Il Circolo reggino di Legambiente sottolinea positivamente che nel QTRP (Quadro Territoriale Regionale Paesaggistico) della Regione Calabria, principale strumento programmatorio e pianificatorio del territorio regionale non è indicata in alcun modo l’ipotesi di realizzazione della Centrale a carbone di Saline Joniche né l’utilizzo a questo fine del porto.

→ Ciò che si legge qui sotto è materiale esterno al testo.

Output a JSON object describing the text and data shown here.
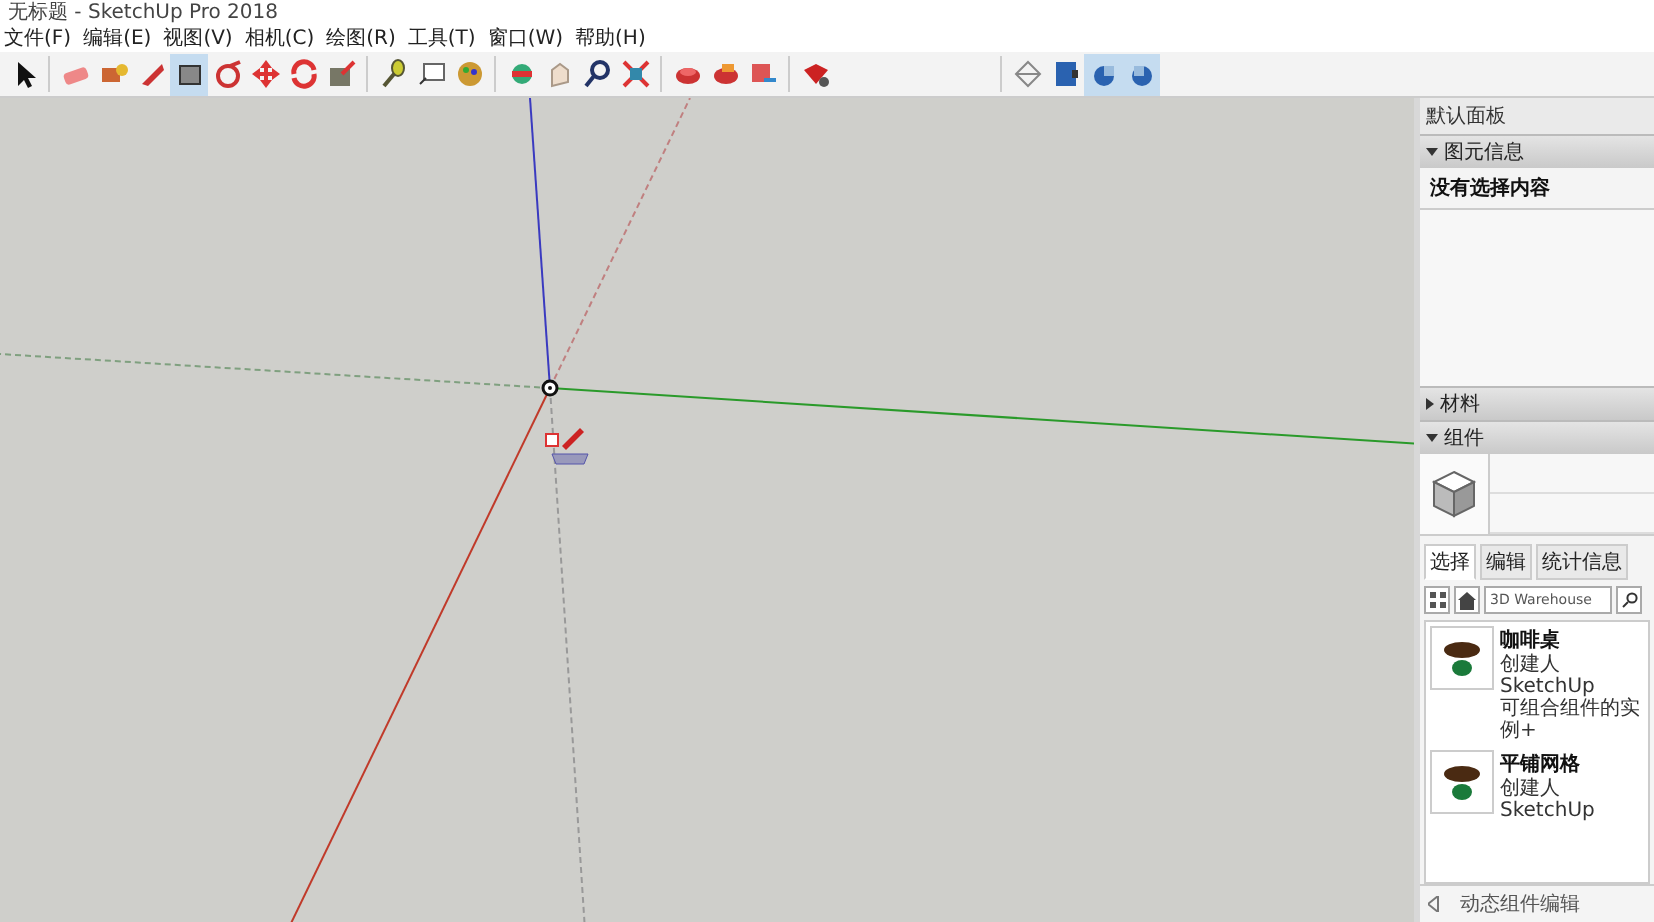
{
  "window": {
    "title": "无标题 - SketchUp Pro 2018"
  },
  "menu": [
    "文件(F)",
    "编辑(E)",
    "视图(V)",
    "相机(C)",
    "绘图(R)",
    "工具(T)",
    "窗口(W)",
    "帮助(H)"
  ],
  "toolbar": {
    "tools": [
      {
        "selected": false
      },
      {
        "selected": false
      },
      {
        "selected": false
      },
      {
        "selected": false
      },
      {
        "selected": true
      },
      {
        "selected": false
      },
      {
        "selected": false
      },
      {
        "selected": false
      },
      {
        "selected": false
      },
      {
        "selected": false
      },
      {
        "selected": false
      },
      {
        "selected": false
      },
      {
        "selected": false
      },
      {
        "selected": false
      },
      {
        "selected": false
      },
      {
        "selected": false
      },
      {
        "selected": false
      },
      {
        "selected": false
      },
      {
        "selected": false
      },
      {
        "selected": false
      }
    ],
    "views": [
      {
        "selected": false
      },
      {
        "selected": false
      },
      {
        "selected": true
      },
      {
        "selected": true
      }
    ]
  },
  "panel": {
    "title": "默认面板",
    "entity_info": {
      "label": "图元信息",
      "expanded": true,
      "message": "没有选择内容"
    },
    "materials": {
      "label": "材料",
      "expanded": false
    },
    "components": {
      "label": "组件",
      "expanded": true,
      "tabs": [
        {
          "label": "选择",
          "selected": true
        },
        {
          "label": "编辑",
          "selected": false
        },
        {
          "label": "统计信息",
          "selected": false
        }
      ],
      "search": {
        "value": "3D Warehouse"
      },
      "items": [
        {
          "name": "咖啡桌",
          "author": "创建人 SketchUp",
          "description": "可组合组件的实例+"
        },
        {
          "name": "平铺网格",
          "author": "创建人 SketchUp"
        }
      ],
      "footer": "动态组件编辑"
    }
  }
}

Infine, Legambiente, a sottolineare ancora di più il proprio interesse diretto in merito alla richiesta di concessione della SEI, fa riferimento alle proprie proposte precise di utilizzo dell’area ex Liquichimica e del porto, che sono state pubblicamente presentate il 9 giugno 2006 – ben prima dunque della presentazione del progetto di Centrale a carbone da parte della SEI – e sono state non solo convergenti con quelle di imprenditori, associazioni e comitati locali, ma riprese in parte dal “Concorso Internazionale di Idee per la riqualificazione del Waterfront di Saline Joniche. Il riferimento, in particolare, è al dossier dal titolo: “Saline: un nuovo scenario dalle ceneri di un fallimento. Da fabbrica delle truffe a fabbrica dell’ambiente” ( allegato ora alle osservazioni presentate) le cui proposte puntavano e tuttora puntano a fare di Saline J. un simbolo positivo investendo sul turismo sostenibile e sulla qualità. Il porto secondo quel pacchetto di proposte andrebbe ricostruito nella sua struttura ed utilizzato prioritariamente come porto turistico, collegandolo ad una rete di approdi, in modo da favorire gli scambi. Considerando che la nautica da diporto offre possibilità occupazionali considerevoli. La fruibilità turistica del porto metterebbe in circuito le località affascinanti della Jonica, a partire della perla straordinaria e preziosa Pentedattilo.
Alla luce di queste considerazioni, la richiesta da parte del circolo reggino di Legambiente che la domanda di concessione demaniale avanzata dalla SEI, diretta ad ottenere le aree di pertinenza portuale per realizzare il “terminal del carbone” al servizio della Centrale, sia rigettata. Inoltre la richiesta che la Capitaneria di Porto si faccia promotrice di una Conferenza dei Servizi per una valutazione più approfondita con tutti i soggetti interessati, alla quale invitare anche le associazioni dei produttori, il Coordinamento delle Associazioni dell’Area Grecanica e naturalmente le associazioni ambientaliste locali.